The skiing was pretty good too, though. A little more than a decade ago, when I was still a teenager, a friend asked me what my own personal heaven would look like. I replied, "Canyonlands with snow." (Canyonlands is national park in Utah, famous for its towering redrock cliffs and large desert plateaus.) In Chickadee Valley, I caught a glimpse of my original vision of Jill Heaven.

Later that day, I hiked to the top of Sulphur Mountain to kill a couple hours before the night's planned all-you-can-eat sushi bender and the long drive to the Calgary airport.

Sulphur Mountain is a special place for me. I first walked to the top on June 10, the morning after I arrived in Banff ahead of the 2009 Tour Divide. I was a mess of emotions, and a large part of me did not want to start the race. But as I stood on the Sulphur Mountain observation deck and looked out over the southern horizon, I felt this strong sense of peace that the Tour Divide was the right thing to do. This is that same view, eight months later. Mount Rundle is on the left and the Spray River runs down the valley on the right. The Great Divide Mountain Bike Route follows that river south.

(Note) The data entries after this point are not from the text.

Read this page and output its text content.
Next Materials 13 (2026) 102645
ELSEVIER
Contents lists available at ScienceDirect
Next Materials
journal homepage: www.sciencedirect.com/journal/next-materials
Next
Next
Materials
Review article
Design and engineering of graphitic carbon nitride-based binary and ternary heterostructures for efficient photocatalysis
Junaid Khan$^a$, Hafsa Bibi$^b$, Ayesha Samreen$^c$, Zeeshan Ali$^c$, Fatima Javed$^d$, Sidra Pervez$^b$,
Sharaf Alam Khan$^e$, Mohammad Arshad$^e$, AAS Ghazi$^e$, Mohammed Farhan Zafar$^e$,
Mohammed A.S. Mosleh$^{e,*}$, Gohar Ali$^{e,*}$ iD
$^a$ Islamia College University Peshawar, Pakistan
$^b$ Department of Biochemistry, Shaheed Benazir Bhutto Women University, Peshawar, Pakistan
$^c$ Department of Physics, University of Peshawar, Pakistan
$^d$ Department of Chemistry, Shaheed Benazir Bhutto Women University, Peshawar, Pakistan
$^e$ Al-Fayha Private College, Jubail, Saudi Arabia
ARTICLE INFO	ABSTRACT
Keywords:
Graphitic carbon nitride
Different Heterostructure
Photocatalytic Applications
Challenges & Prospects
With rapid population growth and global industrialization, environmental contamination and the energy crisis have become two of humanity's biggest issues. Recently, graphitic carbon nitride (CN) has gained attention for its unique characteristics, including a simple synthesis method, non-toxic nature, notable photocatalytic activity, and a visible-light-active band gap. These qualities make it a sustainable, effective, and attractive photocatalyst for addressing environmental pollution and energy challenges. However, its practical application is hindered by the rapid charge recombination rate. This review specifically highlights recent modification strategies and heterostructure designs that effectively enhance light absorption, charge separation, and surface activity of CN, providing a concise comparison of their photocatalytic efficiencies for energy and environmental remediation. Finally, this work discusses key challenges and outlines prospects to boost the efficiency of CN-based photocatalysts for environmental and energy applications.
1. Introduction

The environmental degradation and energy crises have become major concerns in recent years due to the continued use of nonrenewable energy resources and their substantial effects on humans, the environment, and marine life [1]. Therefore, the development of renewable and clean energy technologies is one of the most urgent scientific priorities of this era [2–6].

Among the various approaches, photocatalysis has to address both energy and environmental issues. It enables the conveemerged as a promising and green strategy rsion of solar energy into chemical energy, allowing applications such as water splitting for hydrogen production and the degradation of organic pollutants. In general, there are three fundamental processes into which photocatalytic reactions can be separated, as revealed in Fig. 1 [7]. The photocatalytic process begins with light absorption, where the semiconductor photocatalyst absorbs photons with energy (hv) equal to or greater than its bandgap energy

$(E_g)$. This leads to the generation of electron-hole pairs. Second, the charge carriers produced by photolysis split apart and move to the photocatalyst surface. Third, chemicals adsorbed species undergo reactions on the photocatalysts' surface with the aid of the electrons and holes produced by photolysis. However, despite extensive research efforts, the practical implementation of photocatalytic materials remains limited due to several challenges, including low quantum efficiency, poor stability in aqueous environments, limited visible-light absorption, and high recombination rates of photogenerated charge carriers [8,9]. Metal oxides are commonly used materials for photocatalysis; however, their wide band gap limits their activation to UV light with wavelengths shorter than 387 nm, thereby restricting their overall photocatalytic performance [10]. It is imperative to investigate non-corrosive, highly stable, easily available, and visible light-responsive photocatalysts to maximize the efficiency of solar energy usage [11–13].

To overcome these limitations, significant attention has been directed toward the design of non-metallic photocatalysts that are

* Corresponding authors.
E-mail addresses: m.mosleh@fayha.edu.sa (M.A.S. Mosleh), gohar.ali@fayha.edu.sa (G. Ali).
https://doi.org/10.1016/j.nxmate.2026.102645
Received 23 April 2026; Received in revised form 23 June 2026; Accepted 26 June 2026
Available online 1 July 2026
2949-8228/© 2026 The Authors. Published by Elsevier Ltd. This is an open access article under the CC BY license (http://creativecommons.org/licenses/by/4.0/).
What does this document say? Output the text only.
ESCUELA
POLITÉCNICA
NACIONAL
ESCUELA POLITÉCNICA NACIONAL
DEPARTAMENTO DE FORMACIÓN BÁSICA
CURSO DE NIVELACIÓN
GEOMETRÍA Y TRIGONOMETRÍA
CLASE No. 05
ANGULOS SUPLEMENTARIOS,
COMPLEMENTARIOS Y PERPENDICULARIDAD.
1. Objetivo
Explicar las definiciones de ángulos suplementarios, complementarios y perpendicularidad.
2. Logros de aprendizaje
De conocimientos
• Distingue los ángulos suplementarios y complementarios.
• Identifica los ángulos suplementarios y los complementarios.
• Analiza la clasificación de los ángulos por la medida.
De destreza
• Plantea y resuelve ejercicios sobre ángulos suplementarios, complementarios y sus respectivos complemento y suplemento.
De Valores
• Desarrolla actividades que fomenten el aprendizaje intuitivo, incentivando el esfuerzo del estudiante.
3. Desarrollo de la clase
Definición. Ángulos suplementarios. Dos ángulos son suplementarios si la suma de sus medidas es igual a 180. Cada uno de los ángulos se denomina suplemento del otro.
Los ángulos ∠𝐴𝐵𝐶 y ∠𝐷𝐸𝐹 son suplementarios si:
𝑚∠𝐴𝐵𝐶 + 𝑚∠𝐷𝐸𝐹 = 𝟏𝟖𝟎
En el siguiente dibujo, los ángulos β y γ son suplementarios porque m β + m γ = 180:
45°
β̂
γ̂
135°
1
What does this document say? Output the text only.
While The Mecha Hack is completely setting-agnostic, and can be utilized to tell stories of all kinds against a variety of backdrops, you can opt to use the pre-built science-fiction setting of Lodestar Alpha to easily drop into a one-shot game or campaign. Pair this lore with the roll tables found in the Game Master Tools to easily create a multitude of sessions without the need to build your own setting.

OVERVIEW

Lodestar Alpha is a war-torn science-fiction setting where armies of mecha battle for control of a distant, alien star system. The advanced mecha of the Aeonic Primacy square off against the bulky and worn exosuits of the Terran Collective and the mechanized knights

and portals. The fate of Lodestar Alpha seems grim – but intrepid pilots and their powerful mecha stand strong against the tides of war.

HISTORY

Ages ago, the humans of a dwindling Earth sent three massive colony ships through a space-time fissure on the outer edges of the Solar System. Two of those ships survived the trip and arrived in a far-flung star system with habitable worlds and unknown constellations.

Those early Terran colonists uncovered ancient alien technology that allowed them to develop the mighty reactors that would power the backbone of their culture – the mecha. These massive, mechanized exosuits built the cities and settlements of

I really had a great time going back to Banff, visiting the incredible people I met down there during the summer, revisiting special places cast in the blue light of winter, learning new skills and discovering new spaces of almost celestial beauty and fun. Thanks so much to Leslie and Keith for being great hosts, friends and teachers. (Click on the link to check out Leslie's blog. She's a distance trail runner and her blog awesome.) Banff really is a little slice of paradise.

Moving on ...

I'm back in Juneau and have a total of six weeks to train before the start of the White Mountains 100, a snow-bike race in Fairbanks. I used to use this blog as a training log to track my mileage and hours, but quit doing that shortly after I got frostbite during the 2009 Iditarod Trail Invitational and became a bit ambivalent to training. My plan for the next six weeks is to narrow my focus and pay more attention to the specifics of my workouts - both riding and hiking - so I'm going to start tracking again. I may not have enough time to really dial in my fitness, but at least I can push my own physical limits up to the event. So, for today's ride:

Date: Feb. 6
Mileage: 35
Time: 2 hours, 3 minutes
Weather: 39 degrees, light rain, southeast wind 10-15 mph
Details: Tempo road ride to Herbert River and back, intensity 65-90 percent
Note: Tendons behind left knee still sore from skiing, otherwise felt strong.
Wednesday, February 03, 2010

High country

This is a place that I love.

It's the corner of the Continental Divide, where Atlantic meets Pacific meets Arctic. "The apex," one might say, the center; the place where life can flow in any direction - a single drop of water, a fractal flake of snow, a moment in time. It's near here, on the Columbia Icefield, in the Canadian Rockies.

Look East. Look West. Look North. That's opportunity. But to start at the beginning, we look up.

This is a place where few venture; a world of rock and ice and little more. Water flows down; we climb. Trees give way to a sterile moonscape of pure beauty.

This is a place where I put on my sleeping-bag coat; turn to face the frigid wind and blasts of cold. I'm a biosphere of warmth, as long as I'm moving. I huddle in my sleeping-bag coat and march strong.

This is a place where I wander; both over the snow and inside my mind. I think about the far-away places the flakes atop these pinnacles may someday reach; the Mackenzie River, the Columbia River, and Hudson Bay.

It reminds me that nothing is permanent and nothing stays the same. It helps me feel more secure with uncertainty; more comfortable. I bundle up my sleeping-bag coat and start down.

This is a place; just a place. The Triple Divide is just an idea, someone's theory, somewhere else. We're just a couple of hikers out for a stroll - somewhere high, somewhere quiet, flowing home.